All of this didn't exist when we made our initial modeling decisions around supporting data representation. We should revisit this decision, and consider alternatives that may be more appropriate/relevant and now feasible to implement in the current landscape.

mbrush commented 1 year ago

As of now, we have yet to implement more than a handful of specific supporting data properties in Biolink. The list below mainly reflects those created in response to specific KP requests:

General/test properties we implemented long ago

Slots created specifically for the COHD use case

Slots created specifically for the TMKP use case

But I think many KPs are still using bespoke / non-Biolink properties as Attribute keys, and/or using more general Biolink edge properties like has evidence, or has numeric value, and then indicating the value type elsewhere.

In the short term (for the September release) – should we go ahead and create dedicated data-type specific edge properties in Biolink? If so, how do we decide what properties to create . . . the spreadsheet linked in the comment above is likely way out of date. Can we get a new set of KP requests?

A few open questions re defining these properties:

mbrush commented 1 year ago

If we want to continue down the 'one edge property per data type' approach - we need to catalog and create these edge properties, give them clear definitions, and provide examples/documentation that is accessible to users from the UI - so it is clear how a data value hanging form an Edge relates to the knowledge expressed in the Edge.

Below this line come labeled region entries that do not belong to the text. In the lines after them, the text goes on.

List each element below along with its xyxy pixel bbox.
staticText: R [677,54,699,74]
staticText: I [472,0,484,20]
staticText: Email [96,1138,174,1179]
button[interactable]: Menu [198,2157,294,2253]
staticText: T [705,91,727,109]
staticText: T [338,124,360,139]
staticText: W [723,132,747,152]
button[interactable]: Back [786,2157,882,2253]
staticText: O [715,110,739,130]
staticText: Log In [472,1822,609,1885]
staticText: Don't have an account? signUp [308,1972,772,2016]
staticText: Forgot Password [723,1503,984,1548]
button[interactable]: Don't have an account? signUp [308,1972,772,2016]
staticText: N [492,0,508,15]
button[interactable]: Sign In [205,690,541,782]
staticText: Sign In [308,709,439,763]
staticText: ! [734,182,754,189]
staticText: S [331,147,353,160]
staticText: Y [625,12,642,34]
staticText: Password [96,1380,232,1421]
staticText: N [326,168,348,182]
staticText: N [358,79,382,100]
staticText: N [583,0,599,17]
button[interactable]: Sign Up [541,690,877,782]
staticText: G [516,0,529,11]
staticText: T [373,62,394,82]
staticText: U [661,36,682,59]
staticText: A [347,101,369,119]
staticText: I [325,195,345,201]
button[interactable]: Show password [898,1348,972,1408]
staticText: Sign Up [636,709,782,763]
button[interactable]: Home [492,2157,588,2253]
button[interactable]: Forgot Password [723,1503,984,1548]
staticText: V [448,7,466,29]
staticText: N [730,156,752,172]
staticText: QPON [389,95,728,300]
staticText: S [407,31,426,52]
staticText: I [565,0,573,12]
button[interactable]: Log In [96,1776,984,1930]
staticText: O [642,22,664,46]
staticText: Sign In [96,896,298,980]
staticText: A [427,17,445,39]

However, IMO we should consider if we want to explore a different paradigm that do not require creation of potentially hundreds of datatype-specific edge properties in the Biolink Model. e.g.:

  1. Leverage the nesting capability of Attributes so that information about the data type and/or its utility/interpretation int he context of an edge can be nested below the data value.
  2. Consider leveraging the SupportingStudy modeling pattern that has been applied to capture supporting data for COHD and TMKP edges, in all cases where we want to report supporting data values. This pattern provide leverages Attribute nesting to create a structure that contextualizes the data values .
  3. Extend the existing Attribute schema with additional field(s) that can capture the data type and/or its utility/interpretation int he context of an edge can be nested below the data value.
  4. Defining a new structure/object dedicated to representing supporting data (similarly to the dedicated structures we have created for Qualifiers and Retrieval Sources, to replace the use of Attributes for this metadata).